Л. Н. Толстой в воспоминаниях современников. Том 1 - стр. 31
Сцена в редакции могла быть вызвана его раздражением против всего петербургского, но скорее всего – его склонностью к противоречию. Какое бы мнение ни высказывалось и чем авторитетнее казался ему собеседник, тем настойчивее подзадоривало его высказать противоположное и начать резаться на словах. Глядя, как он прислушивался, как всматривался в собеседника из глубины серых, глубоко запрятанных глаз и как иронически сжимались его губы, он как бы заранее обдумывал не прямой ответ, но такое мнение, которое должно было озадачить, сразить своею неожиданностью собеседника. Таким представлялся мне Толстой в молодости. В спорах он доходил иногда до крайностей. Я находился в соседней комнате, когда раз начался у него спор с Тургеневым; услышав крики, я вошел к спорившим. Тургенев шагал из угла в угол, выказывая все признаки крайнего смущения; он воспользовался отворенною дверью и тотчас же скрылся. Толстой лежал на диване, но возбуждение его настолько было сильно, что стоило немало трудов его успокоить и отвезти домой. Предмет спора мне до сих пор остался незнаком[142]…
А. А. Фет
Из книги «Мои воспоминания»
Еще до моей поездки в Париж[143] Ап. Григорьев познакомил меня с весьма милой девушкой, музыкантшей в душе – Екатериной Сергеевной Протопоповой, вышедшей впоследствии замуж тоже за пианиста и композитора Бородина. В то время все увлекались Шопеном, и Екатерина Сергеевна передавала его мазурки с большим мастерством и воодушевлением. Когда я женился, Екатерина Сергеевна, полюбивши жену мою, стала часто навещать нас. В то же время Ап. Григорьев ввел к нам в дом весьма талантливого скрипача, которого имени в настоящее время не упомню, но про которого он говорил, что это «кузнечик-гуляка, друг кузнечика музыканта».
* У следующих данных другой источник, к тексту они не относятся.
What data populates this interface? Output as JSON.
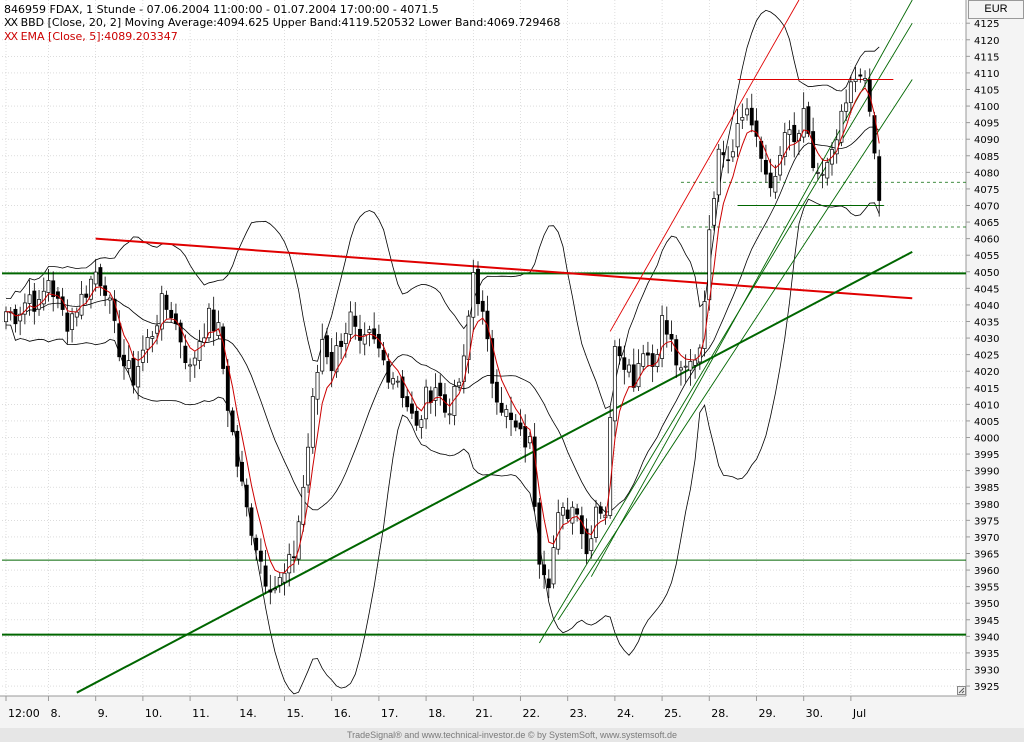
{
  "header": {
    "line1": "846959  FDAX, 1 Stunde - 07.06.2004 11:00:00 - 01.07.2004 17:00:00 - 4071.5",
    "line2": "BBD [Close, 20, 2] Moving Average:4094.625 Upper Band:4119.520532 Lower Band:4069.729468",
    "line3": "EMA [Close, 5]:4089.203347",
    "marker": "XX"
  },
  "currency": "EUR",
  "footer": "TradeSignal® and www.technical-investor.de © by  SystemSoft, www.systemsoft.de",
  "colors": {
    "background": "#ffffff",
    "grid": "#c8c8c8",
    "candle": "#000000",
    "ema": "#cc0000",
    "bands": "#000000",
    "support_green": "#006600",
    "resistance_red": "#e00000"
  },
  "chart_data": {
    "type": "candlestick",
    "title": "846959  FDAX, 1 Stunde",
    "xlabel": "",
    "ylabel": "",
    "ylim": [
      3922,
      4132
    ],
    "ytick_step": 5,
    "ytick_min": 3925,
    "ytick_max": 4125,
    "grid": true,
    "x_ticks": [
      {
        "label": "12:00",
        "bar": 0
      },
      {
        "label": "8.",
        "bar": 9
      },
      {
        "label": "9.",
        "bar": 19
      },
      {
        "label": "10.",
        "bar": 29
      },
      {
        "label": "11.",
        "bar": 39
      },
      {
        "label": "14.",
        "bar": 49
      },
      {
        "label": "15.",
        "bar": 59
      },
      {
        "label": "16.",
        "bar": 69
      },
      {
        "label": "17.",
        "bar": 79
      },
      {
        "label": "18.",
        "bar": 89
      },
      {
        "label": "21.",
        "bar": 99
      },
      {
        "label": "22.",
        "bar": 109
      },
      {
        "label": "23.",
        "bar": 119
      },
      {
        "label": "24.",
        "bar": 129
      },
      {
        "label": "25.",
        "bar": 139
      },
      {
        "label": "28.",
        "bar": 149
      },
      {
        "label": "29.",
        "bar": 159
      },
      {
        "label": "30.",
        "bar": 169
      },
      {
        "label": "Jul",
        "bar": 179
      }
    ],
    "close_path": [
      [
        0,
        4038
      ],
      [
        2,
        4037
      ],
      [
        5,
        4043
      ],
      [
        7,
        4039
      ],
      [
        9,
        4048
      ],
      [
        11,
        4040
      ],
      [
        13,
        4035
      ],
      [
        16,
        4042
      ],
      [
        19,
        4050
      ],
      [
        21,
        4046
      ],
      [
        23,
        4032
      ],
      [
        25,
        4022
      ],
      [
        27,
        4018
      ],
      [
        29,
        4026
      ],
      [
        31,
        4032
      ],
      [
        33,
        4040
      ],
      [
        35,
        4038
      ],
      [
        37,
        4030
      ],
      [
        39,
        4020
      ],
      [
        41,
        4030
      ],
      [
        43,
        4036
      ],
      [
        45,
        4032
      ],
      [
        47,
        4010
      ],
      [
        49,
        3992
      ],
      [
        51,
        3978
      ],
      [
        53,
        3968
      ],
      [
        55,
        3958
      ],
      [
        57,
        3955
      ],
      [
        59,
        3958
      ],
      [
        61,
        3965
      ],
      [
        63,
        3985
      ],
      [
        65,
        4010
      ],
      [
        67,
        4030
      ],
      [
        69,
        4022
      ],
      [
        71,
        4030
      ],
      [
        73,
        4036
      ],
      [
        75,
        4026
      ],
      [
        77,
        4030
      ],
      [
        79,
        4026
      ],
      [
        81,
        4020
      ],
      [
        83,
        4018
      ],
      [
        85,
        4010
      ],
      [
        87,
        4002
      ],
      [
        89,
        4012
      ],
      [
        91,
        4016
      ],
      [
        93,
        4008
      ],
      [
        95,
        4012
      ],
      [
        97,
        4022
      ],
      [
        99,
        4050
      ],
      [
        101,
        4036
      ],
      [
        103,
        4018
      ],
      [
        105,
        4010
      ],
      [
        107,
        4004
      ],
      [
        109,
        4000
      ],
      [
        111,
        3998
      ],
      [
        113,
        3965
      ],
      [
        115,
        3958
      ],
      [
        117,
        3975
      ],
      [
        119,
        3978
      ],
      [
        121,
        3980
      ],
      [
        123,
        3965
      ],
      [
        125,
        3980
      ],
      [
        127,
        3978
      ],
      [
        129,
        4030
      ],
      [
        131,
        4024
      ],
      [
        133,
        4018
      ],
      [
        135,
        4028
      ],
      [
        137,
        4022
      ],
      [
        139,
        4035
      ],
      [
        141,
        4028
      ],
      [
        143,
        4018
      ],
      [
        145,
        4022
      ],
      [
        147,
        4028
      ],
      [
        149,
        4060
      ],
      [
        151,
        4090
      ],
      [
        153,
        4085
      ],
      [
        155,
        4094
      ],
      [
        157,
        4100
      ],
      [
        159,
        4088
      ],
      [
        161,
        4080
      ],
      [
        163,
        4076
      ],
      [
        165,
        4092
      ],
      [
        167,
        4088
      ],
      [
        169,
        4096
      ],
      [
        171,
        4082
      ],
      [
        173,
        4078
      ],
      [
        175,
        4084
      ],
      [
        177,
        4095
      ],
      [
        179,
        4105
      ],
      [
        181,
        4112
      ],
      [
        183,
        4098
      ],
      [
        185,
        4071.5
      ]
    ],
    "series": [
      {
        "name": "EMA [Close, 5]",
        "last": 4089.203347
      },
      {
        "name": "Moving Average",
        "last": 4094.625
      },
      {
        "name": "Upper Band",
        "last": 4119.520532
      },
      {
        "name": "Lower Band",
        "last": 4069.729468
      }
    ],
    "horizontal_lines": [
      {
        "value": 4049.5,
        "style": "thick",
        "color": "#006600"
      },
      {
        "value": 3940.5,
        "style": "thick",
        "color": "#006600"
      },
      {
        "value": 3963,
        "style": "thin",
        "color": "#006600"
      }
    ],
    "dashed_levels": [
      4077,
      4063.5
    ],
    "trendlines": [
      {
        "name": "resistance",
        "color": "#e00000",
        "from": [
          19,
          4060
        ],
        "to": [
          192,
          4042
        ]
      },
      {
        "name": "support",
        "color": "#006600",
        "from": [
          15,
          3923
        ],
        "to": [
          192,
          4056
        ]
      }
    ]
  }
}
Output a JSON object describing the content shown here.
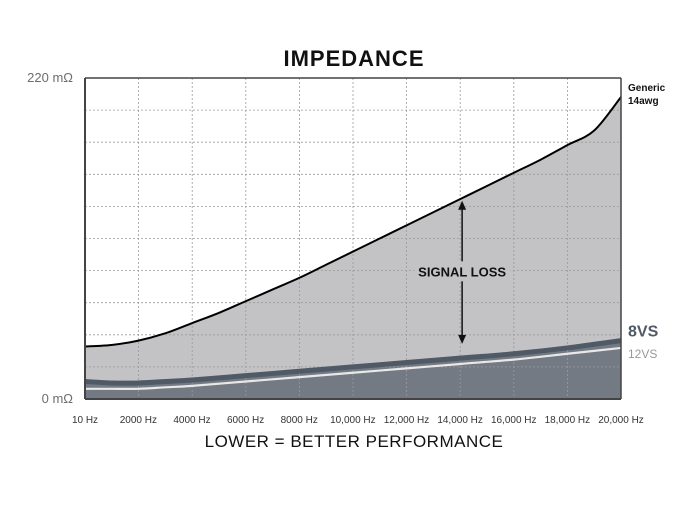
{
  "chart_data": {
    "type": "area",
    "title": "IMPEDANCE",
    "xlabel": "LOWER = BETTER PERFORMANCE",
    "ylabel": "",
    "xlim": [
      10,
      20000
    ],
    "ylim": [
      0,
      220
    ],
    "y_tick_labels": [
      "220 mΩ",
      "0 mΩ"
    ],
    "x_tick_labels": [
      "10 Hz",
      "2000 Hz",
      "4000 Hz",
      "6000 Hz",
      "8000 Hz",
      "10,000 Hz",
      "12,000 Hz",
      "14,000 Hz",
      "16,000 Hz",
      "18,000 Hz",
      "20,000 Hz"
    ],
    "x_tick_values": [
      10,
      2000,
      4000,
      6000,
      8000,
      10000,
      12000,
      14000,
      16000,
      18000,
      20000
    ],
    "grid": true,
    "series": [
      {
        "name": "Generic\n14awg",
        "label_lines": [
          "Generic",
          "14awg"
        ],
        "color": "#000000",
        "fill": "#c3c3c5",
        "x": [
          10,
          1000,
          2000,
          3000,
          4000,
          5000,
          6000,
          7000,
          8000,
          9000,
          10000,
          11000,
          12000,
          13000,
          14000,
          15000,
          16000,
          17000,
          18000,
          19000,
          20000
        ],
        "y": [
          36,
          37,
          40,
          45,
          52,
          59,
          67,
          75,
          83,
          92,
          101,
          110,
          119,
          128,
          137,
          146,
          155,
          164,
          174,
          184,
          207
        ]
      },
      {
        "name": "8VS",
        "color": "#4f5a66",
        "fill": "#737a83",
        "x": [
          10,
          1000,
          2000,
          3000,
          4000,
          6000,
          8000,
          10000,
          12000,
          14000,
          16000,
          18000,
          20000
        ],
        "y": [
          12,
          11,
          11,
          12,
          13,
          16,
          19,
          22,
          25,
          28,
          31,
          35,
          40
        ]
      },
      {
        "name": "12VS",
        "color": "#e8e8e8",
        "x": [
          10,
          1000,
          2000,
          3000,
          4000,
          6000,
          8000,
          10000,
          12000,
          14000,
          16000,
          18000,
          20000
        ],
        "y": [
          7,
          7,
          7,
          8,
          9,
          12,
          15,
          18,
          21,
          24,
          27,
          31,
          35
        ]
      }
    ],
    "annotations": [
      {
        "text": "SIGNAL LOSS",
        "x": 14000,
        "y_from": 35,
        "y_to": 140,
        "arrow": "double-vertical"
      }
    ],
    "colors": {
      "axis": "#444444",
      "grid": "#9a9a9a",
      "background": "#ffffff"
    }
  }
}
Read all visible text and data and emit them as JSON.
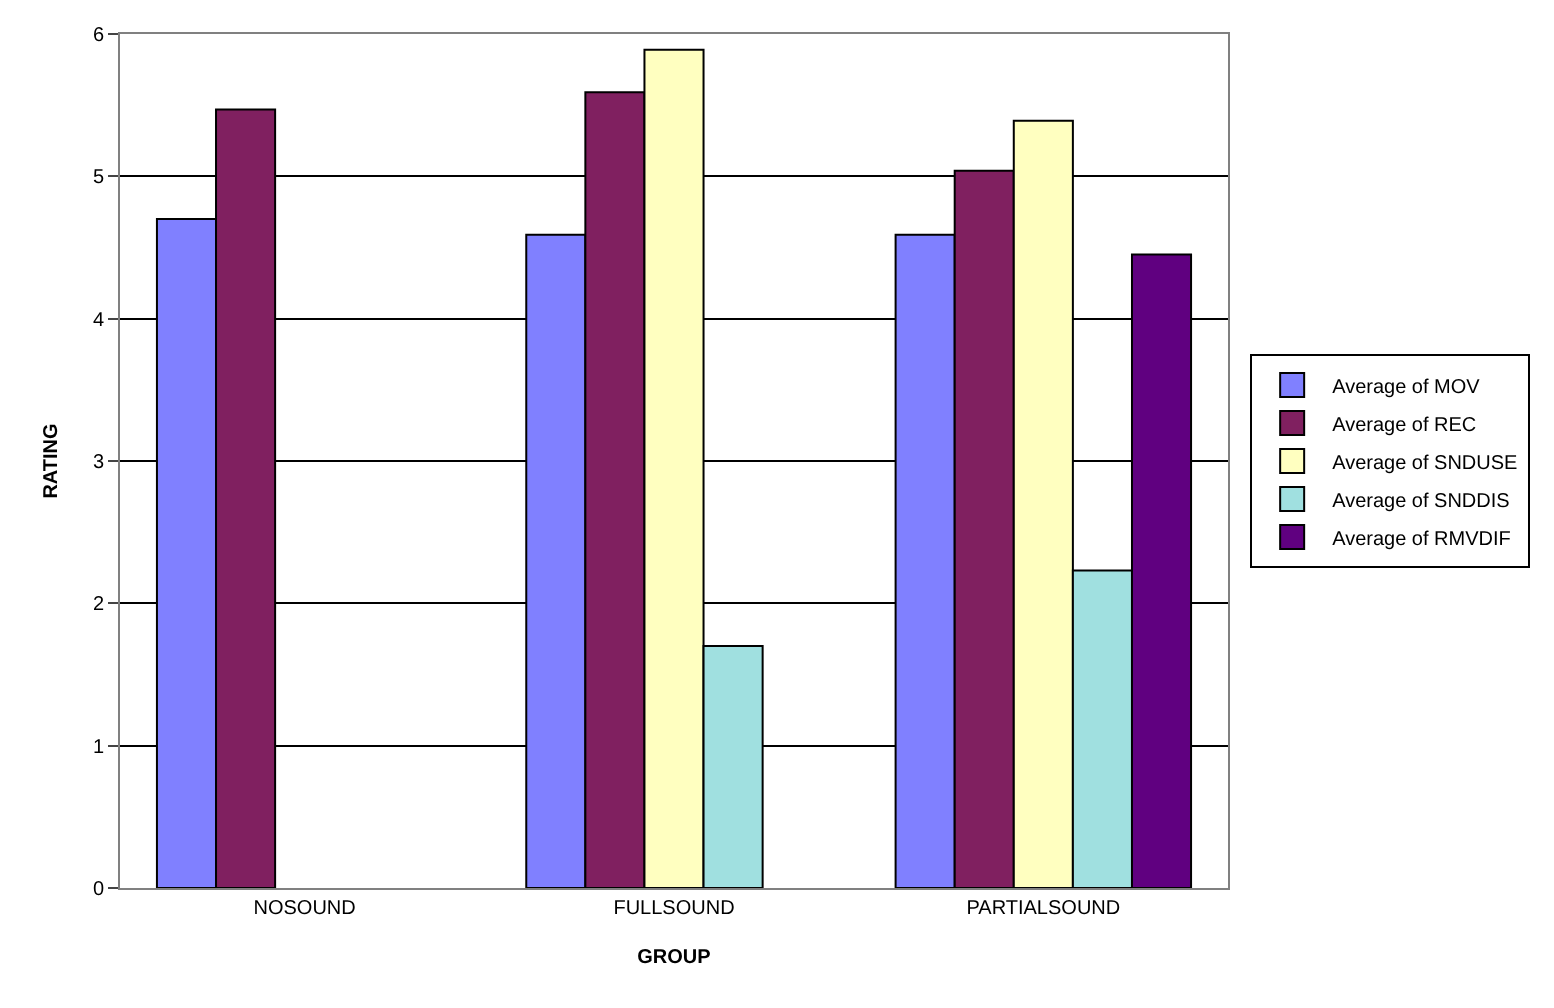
{
  "chart_data": {
    "type": "bar",
    "xlabel": "GROUP",
    "ylabel": "RATING",
    "categories": [
      "NOSOUND",
      "FULLSOUND",
      "PARTIALSOUND"
    ],
    "series": [
      {
        "name": "Average of MOV",
        "color": "#8080ff",
        "values": [
          4.7,
          4.59,
          4.59
        ]
      },
      {
        "name": "Average of REC",
        "color": "#802060",
        "values": [
          5.47,
          5.59,
          5.04
        ]
      },
      {
        "name": "Average of SNDUSE",
        "color": "#ffffc0",
        "values": [
          null,
          5.89,
          5.39
        ]
      },
      {
        "name": "Average of SNDDIS",
        "color": "#a0e0e0",
        "values": [
          null,
          1.7,
          2.23
        ]
      },
      {
        "name": "Average of RMVDIF",
        "color": "#600080",
        "values": [
          null,
          null,
          4.45
        ]
      }
    ],
    "ylim": [
      0,
      6
    ],
    "yticks": [
      0,
      1,
      2,
      3,
      4,
      5,
      6
    ],
    "grid": "y",
    "legend": "right"
  }
}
Таким образом, у нас иногда по вечерам составлялись дуэты, на которые приезжала пианистка и любительница музыки графиня М. Н. Толстая, иногда в сопровождении братьев – Николая и Льва[144] – или же одного Николая, который говорил:
– А Левочка опять надел фрак и белый галстук и отправился на бал.
Днем я прилежно был занят переводами из Шекспира, стараясь в этой работе найти поддержку нашему скромному бюджету, а вечера мы почти безотлучно проводили в нашей чайной. Тут граф Николай Николаевич Толстой, бывавший у нас чуть не каждый вечер, приносил с собою нравственный интерес и оживление, которые трудно передать в немногих словах. В то время он ходил еще в своем артиллерийском сюртуке, и стоило взглянуть на его худые руки, большие, умные глаза и ввалившиеся щеки, чтобы убедиться, что неумолимая чахотка беспощадно вцепилась в грудь этого добродушно-насмешливого человека.